The National Mobility System therefore requires a transformation in the governance model that allows for the modernisation of the management of both the Public Service Obligations and the concession map, the management of infrastructures with a broader vision of the mobility ecosystem and especially in the public tendering models, which must prioritise service to citizens, abandoning the economic auction system.
The draft bill needs a profound improvement in the definition of governance and relations between administrations, as well as in the financing of each administrative level. At present, its wording is very confusing, especially in the definition of the participation of local councils, Autonomous Communities and central government, and without the essential financial support that unfortunately disappeared from the initial objectives of the Law.
We must understand transport as a service integrated by all possible modes of transport, both for citizens and for goods, seeking a balance in financing between all of them.
Intermodality has a clear opportunity for growth in Spain, but it needs an organisational approach that it does not have today and a longer-term strategic plan than is normally the case in the political sphere. Intermodal transport will depend on the railway's capacity to fulfil the service quality commitments that lorries currently fulfil.
The demographic challenge must be reflected in the new Mobility Law both in the large urbanisations where most of the Spanish population is grouped, as well as in the area of empty Spain and the rural world, which demand the same services, but where legislation must be adapted to their specific characteristics.
The current geopolitical situation, with a strong impact on fuel prices and a new economic recession, creates the need for technological, industrial and energy independence and forces us to rethink decarbonisation and the reduction of polluting emissions with an open mind.
What technologies will lead us to decarbonisation? What strengths do we have in Spain?
- In Europe existing industrial capacities allow us to continue to improve combustion engines, perfect traditional fuels, invest in biofuels and take advantage of their positive impact on the rural world. And the green hydrogen vector, which must be generated with renewable energy and represents an opportunity for energy independence. The energy transition must be at the lowest possible cost for citizens. Technologies should not be in opposition but complementary.
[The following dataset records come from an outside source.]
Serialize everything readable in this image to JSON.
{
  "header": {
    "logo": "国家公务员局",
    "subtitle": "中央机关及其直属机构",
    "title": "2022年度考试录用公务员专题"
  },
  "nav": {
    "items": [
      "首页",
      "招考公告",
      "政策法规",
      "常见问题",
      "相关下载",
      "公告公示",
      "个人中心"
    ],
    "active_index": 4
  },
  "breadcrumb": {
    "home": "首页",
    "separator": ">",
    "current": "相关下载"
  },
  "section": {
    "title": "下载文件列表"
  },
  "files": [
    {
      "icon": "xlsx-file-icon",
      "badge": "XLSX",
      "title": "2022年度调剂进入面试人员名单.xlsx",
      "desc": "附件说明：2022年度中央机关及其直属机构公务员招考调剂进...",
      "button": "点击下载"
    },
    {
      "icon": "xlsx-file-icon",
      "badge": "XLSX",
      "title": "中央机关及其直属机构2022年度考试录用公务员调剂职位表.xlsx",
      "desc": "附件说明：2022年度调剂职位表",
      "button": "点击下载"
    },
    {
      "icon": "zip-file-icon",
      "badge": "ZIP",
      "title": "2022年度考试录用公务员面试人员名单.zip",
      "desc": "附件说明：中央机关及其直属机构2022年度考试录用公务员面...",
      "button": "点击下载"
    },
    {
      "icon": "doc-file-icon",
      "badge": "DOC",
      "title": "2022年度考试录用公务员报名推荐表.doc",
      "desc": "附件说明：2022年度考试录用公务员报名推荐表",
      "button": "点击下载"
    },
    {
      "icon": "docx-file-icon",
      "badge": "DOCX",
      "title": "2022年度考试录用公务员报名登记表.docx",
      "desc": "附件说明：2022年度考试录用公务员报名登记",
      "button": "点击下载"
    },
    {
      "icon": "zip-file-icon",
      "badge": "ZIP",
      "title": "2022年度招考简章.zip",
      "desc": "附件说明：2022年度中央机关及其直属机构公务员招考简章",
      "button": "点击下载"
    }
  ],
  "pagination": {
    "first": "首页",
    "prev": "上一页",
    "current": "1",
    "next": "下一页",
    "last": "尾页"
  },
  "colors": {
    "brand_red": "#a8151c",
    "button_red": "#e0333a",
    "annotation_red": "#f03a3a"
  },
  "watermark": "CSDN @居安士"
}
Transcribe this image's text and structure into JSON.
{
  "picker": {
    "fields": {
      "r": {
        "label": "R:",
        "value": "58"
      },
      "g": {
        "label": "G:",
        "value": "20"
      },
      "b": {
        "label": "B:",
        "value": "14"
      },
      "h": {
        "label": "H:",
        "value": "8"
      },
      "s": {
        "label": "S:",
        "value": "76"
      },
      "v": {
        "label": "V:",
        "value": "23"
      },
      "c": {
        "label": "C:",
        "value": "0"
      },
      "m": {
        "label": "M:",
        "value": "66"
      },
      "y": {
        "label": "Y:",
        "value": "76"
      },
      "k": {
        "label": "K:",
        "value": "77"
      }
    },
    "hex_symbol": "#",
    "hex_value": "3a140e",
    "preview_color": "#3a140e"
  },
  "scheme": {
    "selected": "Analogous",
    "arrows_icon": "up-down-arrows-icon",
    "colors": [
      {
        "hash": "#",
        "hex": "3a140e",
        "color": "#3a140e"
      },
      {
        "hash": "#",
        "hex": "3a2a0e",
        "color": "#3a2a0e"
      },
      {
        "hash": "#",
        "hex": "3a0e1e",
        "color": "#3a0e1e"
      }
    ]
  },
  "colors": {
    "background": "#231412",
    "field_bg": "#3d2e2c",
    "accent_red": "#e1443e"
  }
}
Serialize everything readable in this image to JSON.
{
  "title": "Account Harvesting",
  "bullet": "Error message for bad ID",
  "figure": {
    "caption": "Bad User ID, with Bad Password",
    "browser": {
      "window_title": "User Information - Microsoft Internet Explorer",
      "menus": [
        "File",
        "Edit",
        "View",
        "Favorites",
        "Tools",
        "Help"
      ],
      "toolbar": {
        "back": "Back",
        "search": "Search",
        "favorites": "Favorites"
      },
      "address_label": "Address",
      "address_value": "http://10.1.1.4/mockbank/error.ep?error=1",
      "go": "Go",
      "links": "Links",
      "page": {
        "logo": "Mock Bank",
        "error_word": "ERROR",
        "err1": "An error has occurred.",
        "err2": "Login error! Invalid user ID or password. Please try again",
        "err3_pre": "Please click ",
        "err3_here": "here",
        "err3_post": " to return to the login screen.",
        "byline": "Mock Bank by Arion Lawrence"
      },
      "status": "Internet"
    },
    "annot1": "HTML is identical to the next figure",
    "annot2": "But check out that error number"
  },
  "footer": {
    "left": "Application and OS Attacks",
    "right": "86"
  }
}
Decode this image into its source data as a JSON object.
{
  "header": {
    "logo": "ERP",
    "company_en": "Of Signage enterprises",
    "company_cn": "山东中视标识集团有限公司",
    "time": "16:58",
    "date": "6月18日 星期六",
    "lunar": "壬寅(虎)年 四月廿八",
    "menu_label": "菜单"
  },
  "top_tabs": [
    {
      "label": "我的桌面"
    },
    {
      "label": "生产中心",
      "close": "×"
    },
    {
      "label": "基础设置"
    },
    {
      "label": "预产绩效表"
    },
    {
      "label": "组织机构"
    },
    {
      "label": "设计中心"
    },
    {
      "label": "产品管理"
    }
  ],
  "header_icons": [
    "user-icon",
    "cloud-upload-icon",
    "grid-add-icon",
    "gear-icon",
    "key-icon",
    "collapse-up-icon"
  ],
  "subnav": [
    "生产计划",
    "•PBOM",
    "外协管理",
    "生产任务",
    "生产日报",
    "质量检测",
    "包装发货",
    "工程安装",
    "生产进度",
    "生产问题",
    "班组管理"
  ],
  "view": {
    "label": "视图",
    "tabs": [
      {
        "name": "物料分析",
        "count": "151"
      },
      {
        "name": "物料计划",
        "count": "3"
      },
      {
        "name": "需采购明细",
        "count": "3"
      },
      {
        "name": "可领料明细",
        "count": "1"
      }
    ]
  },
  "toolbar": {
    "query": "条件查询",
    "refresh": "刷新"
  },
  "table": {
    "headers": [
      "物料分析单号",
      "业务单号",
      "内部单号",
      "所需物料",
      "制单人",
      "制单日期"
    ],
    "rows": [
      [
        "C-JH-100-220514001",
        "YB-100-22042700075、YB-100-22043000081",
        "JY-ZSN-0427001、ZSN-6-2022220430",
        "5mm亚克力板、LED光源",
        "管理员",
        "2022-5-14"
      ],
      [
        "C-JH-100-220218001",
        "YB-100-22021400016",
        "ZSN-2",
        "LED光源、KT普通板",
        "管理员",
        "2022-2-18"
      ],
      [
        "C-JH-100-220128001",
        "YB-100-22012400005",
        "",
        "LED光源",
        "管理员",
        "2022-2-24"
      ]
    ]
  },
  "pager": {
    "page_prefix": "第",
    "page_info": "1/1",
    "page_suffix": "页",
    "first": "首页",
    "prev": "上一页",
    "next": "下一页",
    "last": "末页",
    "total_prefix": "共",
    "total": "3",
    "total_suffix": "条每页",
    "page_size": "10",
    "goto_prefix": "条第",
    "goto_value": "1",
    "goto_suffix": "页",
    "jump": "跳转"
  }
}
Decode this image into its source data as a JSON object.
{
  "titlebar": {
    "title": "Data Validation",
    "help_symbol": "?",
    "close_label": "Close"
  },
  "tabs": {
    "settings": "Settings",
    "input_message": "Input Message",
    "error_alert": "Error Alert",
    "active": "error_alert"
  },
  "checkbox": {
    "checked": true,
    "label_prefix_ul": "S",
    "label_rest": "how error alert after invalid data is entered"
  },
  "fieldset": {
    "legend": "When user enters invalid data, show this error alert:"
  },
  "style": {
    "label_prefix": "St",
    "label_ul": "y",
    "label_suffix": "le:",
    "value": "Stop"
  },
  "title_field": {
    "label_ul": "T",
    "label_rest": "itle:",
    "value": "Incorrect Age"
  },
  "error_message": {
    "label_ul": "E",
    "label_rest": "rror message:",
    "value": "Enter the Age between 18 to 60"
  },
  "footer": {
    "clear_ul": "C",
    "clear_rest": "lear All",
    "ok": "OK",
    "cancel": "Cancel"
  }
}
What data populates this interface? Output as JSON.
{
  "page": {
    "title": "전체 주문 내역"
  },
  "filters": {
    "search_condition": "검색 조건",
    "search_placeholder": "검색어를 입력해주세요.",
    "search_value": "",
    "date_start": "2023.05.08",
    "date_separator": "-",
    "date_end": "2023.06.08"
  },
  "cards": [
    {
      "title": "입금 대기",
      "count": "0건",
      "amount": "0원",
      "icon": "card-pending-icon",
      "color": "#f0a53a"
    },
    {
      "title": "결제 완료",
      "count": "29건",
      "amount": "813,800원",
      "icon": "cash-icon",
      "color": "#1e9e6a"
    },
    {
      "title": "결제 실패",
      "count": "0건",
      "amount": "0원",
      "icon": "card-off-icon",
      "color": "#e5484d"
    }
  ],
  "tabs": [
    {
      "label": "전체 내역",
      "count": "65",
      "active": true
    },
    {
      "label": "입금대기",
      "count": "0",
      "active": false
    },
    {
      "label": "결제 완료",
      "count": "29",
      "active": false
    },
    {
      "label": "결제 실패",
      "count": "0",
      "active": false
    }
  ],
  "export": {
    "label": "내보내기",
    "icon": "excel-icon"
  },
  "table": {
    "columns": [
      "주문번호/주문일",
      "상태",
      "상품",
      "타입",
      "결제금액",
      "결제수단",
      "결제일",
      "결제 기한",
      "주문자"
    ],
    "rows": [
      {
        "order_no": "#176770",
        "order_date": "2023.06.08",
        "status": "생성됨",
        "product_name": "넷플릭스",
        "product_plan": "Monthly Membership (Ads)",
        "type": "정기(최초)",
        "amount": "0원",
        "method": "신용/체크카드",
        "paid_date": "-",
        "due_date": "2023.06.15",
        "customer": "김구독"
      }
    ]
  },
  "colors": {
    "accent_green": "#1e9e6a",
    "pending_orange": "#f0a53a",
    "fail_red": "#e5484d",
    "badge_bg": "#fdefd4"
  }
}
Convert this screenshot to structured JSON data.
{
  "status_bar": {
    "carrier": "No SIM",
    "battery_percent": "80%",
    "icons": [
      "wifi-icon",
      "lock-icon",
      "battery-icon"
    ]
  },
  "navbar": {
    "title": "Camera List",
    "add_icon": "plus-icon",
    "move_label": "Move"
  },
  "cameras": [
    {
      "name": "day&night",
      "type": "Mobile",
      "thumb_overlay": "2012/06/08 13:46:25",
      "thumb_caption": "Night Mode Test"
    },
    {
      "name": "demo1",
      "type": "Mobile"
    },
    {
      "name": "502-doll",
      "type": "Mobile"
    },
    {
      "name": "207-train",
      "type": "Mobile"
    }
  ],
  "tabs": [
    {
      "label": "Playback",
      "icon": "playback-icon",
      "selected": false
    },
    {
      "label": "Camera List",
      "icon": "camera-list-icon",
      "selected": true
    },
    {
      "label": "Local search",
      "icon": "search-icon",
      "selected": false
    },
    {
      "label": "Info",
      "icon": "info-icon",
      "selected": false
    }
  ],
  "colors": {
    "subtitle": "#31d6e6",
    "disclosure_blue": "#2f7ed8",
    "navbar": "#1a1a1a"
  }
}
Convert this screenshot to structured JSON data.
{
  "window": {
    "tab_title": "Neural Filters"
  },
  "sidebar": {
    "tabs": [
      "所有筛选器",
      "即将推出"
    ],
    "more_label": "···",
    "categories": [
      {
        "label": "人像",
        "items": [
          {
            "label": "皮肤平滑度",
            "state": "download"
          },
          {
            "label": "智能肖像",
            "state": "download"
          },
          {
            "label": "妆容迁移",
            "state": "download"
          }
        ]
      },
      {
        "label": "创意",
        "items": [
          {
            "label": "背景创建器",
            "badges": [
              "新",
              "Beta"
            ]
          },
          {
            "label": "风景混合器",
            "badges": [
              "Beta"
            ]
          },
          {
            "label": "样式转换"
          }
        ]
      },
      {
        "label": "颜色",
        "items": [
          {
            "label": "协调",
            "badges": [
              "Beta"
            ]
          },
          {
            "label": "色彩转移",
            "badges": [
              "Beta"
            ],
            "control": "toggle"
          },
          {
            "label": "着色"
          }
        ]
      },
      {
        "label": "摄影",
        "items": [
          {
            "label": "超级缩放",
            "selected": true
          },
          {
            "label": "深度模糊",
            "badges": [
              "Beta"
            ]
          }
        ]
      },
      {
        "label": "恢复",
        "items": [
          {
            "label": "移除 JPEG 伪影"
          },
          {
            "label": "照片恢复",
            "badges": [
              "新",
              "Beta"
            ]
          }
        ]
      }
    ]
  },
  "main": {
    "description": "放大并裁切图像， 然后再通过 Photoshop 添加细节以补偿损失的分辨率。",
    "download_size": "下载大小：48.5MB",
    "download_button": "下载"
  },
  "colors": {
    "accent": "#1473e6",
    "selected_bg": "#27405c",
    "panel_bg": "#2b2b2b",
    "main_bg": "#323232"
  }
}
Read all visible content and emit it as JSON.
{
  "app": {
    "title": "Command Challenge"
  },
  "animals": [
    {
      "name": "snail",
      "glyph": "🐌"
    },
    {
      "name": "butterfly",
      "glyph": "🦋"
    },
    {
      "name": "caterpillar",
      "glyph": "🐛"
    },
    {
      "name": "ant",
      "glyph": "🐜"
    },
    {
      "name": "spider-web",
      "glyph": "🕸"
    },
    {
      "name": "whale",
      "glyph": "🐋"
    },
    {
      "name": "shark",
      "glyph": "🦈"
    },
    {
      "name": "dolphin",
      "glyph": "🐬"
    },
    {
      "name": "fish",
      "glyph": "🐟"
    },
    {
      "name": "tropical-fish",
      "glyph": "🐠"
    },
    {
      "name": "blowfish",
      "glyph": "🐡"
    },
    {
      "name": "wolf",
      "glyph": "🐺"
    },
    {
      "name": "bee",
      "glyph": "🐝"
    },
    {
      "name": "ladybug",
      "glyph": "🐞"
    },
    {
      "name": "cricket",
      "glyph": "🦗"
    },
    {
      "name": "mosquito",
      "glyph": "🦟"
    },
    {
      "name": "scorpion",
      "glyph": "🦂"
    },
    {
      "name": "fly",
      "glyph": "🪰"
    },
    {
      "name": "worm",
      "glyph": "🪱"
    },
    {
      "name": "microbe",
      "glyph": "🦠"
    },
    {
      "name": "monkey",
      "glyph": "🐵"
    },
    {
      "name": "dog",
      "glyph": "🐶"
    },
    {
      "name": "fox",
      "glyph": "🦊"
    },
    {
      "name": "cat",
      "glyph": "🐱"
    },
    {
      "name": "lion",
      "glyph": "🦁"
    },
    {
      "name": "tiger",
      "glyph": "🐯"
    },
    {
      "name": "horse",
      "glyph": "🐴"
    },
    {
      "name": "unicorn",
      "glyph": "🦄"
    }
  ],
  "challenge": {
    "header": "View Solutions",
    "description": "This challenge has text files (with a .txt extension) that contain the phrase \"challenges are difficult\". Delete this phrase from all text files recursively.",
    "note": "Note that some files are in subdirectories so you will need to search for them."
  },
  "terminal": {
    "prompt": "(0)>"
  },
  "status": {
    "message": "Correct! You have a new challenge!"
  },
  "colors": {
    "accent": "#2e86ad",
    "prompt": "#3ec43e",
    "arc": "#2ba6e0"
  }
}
- A manufacturer must provide a product that is appropriate to the needs and economic capacities of the customer and therefore offer different technical solutions. In parallel, the necessary infrastructure must be developed to use the new technologies. Manufacturers are working on sustainable, connected and economically viable mobility.
- We should therefore speak of a transition process and not a disruptive process. Every administration, every political group, every mobility actor must cooperate in the consensual development of change.
We have talked about environmental commitment, undisputed. Of guaranteeing the health of our fellow citizens and the sustainability of our planet. Of digital innovation, essential for the solid growth of our business fabric. Of intermodal integration of the logistics chain, necessary to boost our competitiveness as an unbeatable logistics enclave as an intercontinental bridge.
But today, above all, we have talked about people whose work must be vindicated, prestigious and respected because of its fundamental importance for our society. The sector's human capital will have to adapt to new technologies and new regulations, and must be recycled in a process of continuous training.
In short, the business, self-employed and labour fabric must receive the recognition it deserves, in line with all that is demanded of it and which is only valued when we lose it.